Research produces new antibiotic-resistant to bacterial resistance
Researchers at the University of Illinois Chicago and Harvard University have created an antibiotic that could provide medicine with a fresh tool to combat drug-resistant bacteria and their associated diseases.
Published in Nature Chemical Biology, the antibiotic, Cresomycin, effectively suppresses pathogenic bacteria that have become resistant to many commonly prescribed antimicrobial drugs.
The UIC scientists focused on how many antibiotics interact with a common cellular target – the ribosome – and how drug-resistant bacteria modify their ribosomes to defend themselves. Their critical insights into cellular mechanisms and structure aided Harvard researchers in designing and synthesizing new drugs, including the development of the new antibiotic.

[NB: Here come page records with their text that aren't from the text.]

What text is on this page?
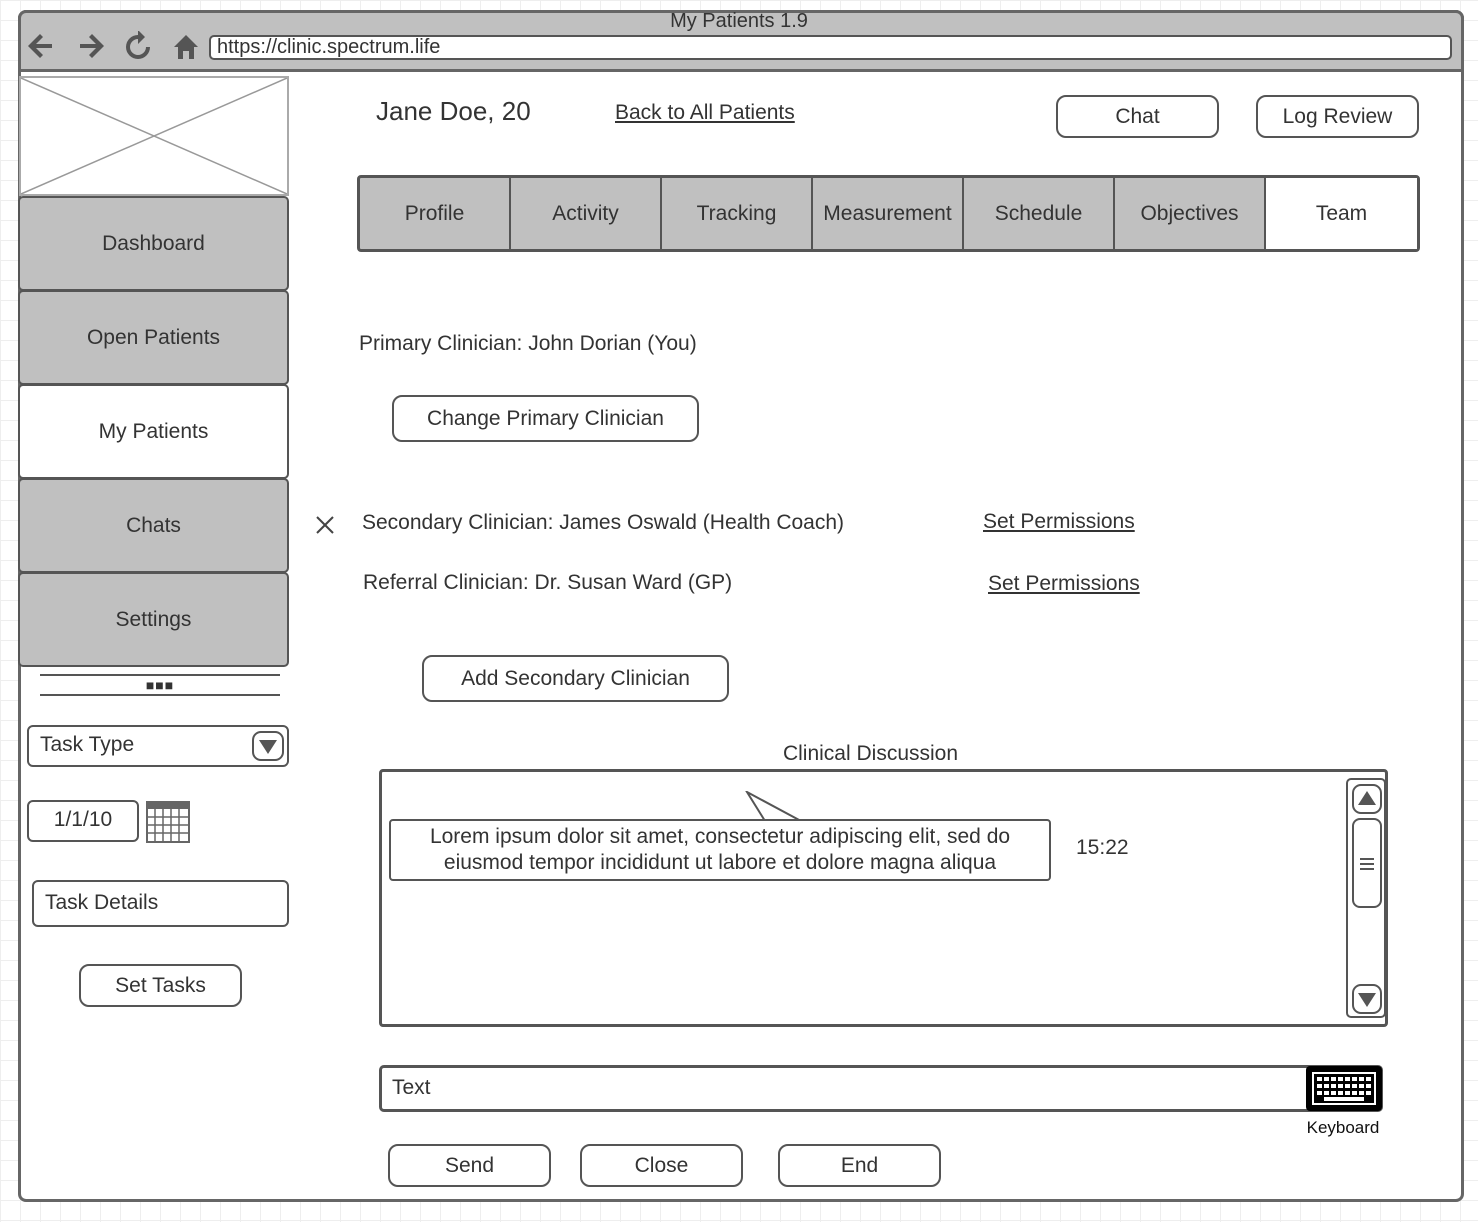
My Patients 1.9
https://clinic.spectrum.life
Dashboard
Open Patients
My Patients
Chats
Settings
■■■
Task Type
1/1/10
Task Details
Set Tasks
Jane Doe, 20	Back to All Patients	Chat	Log Review
Profile	Activity	Tracking	Measurement	Schedule	Objectives	Team
Primary Clinician: John Dorian (You)
Change Primary Clinician
Secondary Clinician: James Oswald (Health Coach)	Set Permissions
Referral Clinician: Dr. Susan Ward (GP)	Set Permissions
Add Secondary Clinician
Clinical Discussion
Lorem ipsum dolor sit amet, consectetur adipiscing elit, sed do
eiusmod tempor incididunt ut labore et dolore magna aliqua
15:22
Text
Keyboard
Send	Close	End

More than half of all antibiotics inhibit growth of pathogenic bacteria by interfering with their protein biosynthesis – a complex process catalyzed by the ribosome. Antibiotics bind to bacterial ribosomes and disrupt this protein-manufacturing process, causing bacterial invaders to die.But many bacterial species evolved simple defences against this attack. In one defense, they interfere with antibiotic activity by adding a single methyl group of one carbon and three hydrogen atoms to their ribosomes.
By using a method called X-ray crystallography to visualize drug-resistant ribosomes with nearly atomic precision, scientists discovered two defensive tactics. The methyl group, they found, physically blocks the binding site, but it also changes the shape of the ribosome’s inner “guts,” further disrupting antibiotic activity.
“By determining the actual structure of antibiotics interacting with two types of drug-resistant ribosomes, we saw what could not have been predicted by the available structural data or by computer modelling,” said Yury Polikanov, associate professor of biological sciences at UIC, and colleagues at Harvard.
Cresomycinis synthetic. It’s preorganized to avoid the methyl-group interference and attach strongly to ribosomes, disrupting their function. This process involves locking the drug into a shape that is pre-optimized to bind to the ribosome, which helps it get around bacterial defenses.
“It simply binds to the ribosomes and acts as if it doesn’t care whether there was this methylation or not,” Polikanov said. “It overcomes several of the most common types of drug resistance easily.”
“Without the structures, we would be blind in terms of how these drugs bind and act upon modified drug-resistant ribosomes. The structures that we determined provided fundamental insight into the molecular mechanisms that allow these drugs to evade the resistance.” concluded Polikanov.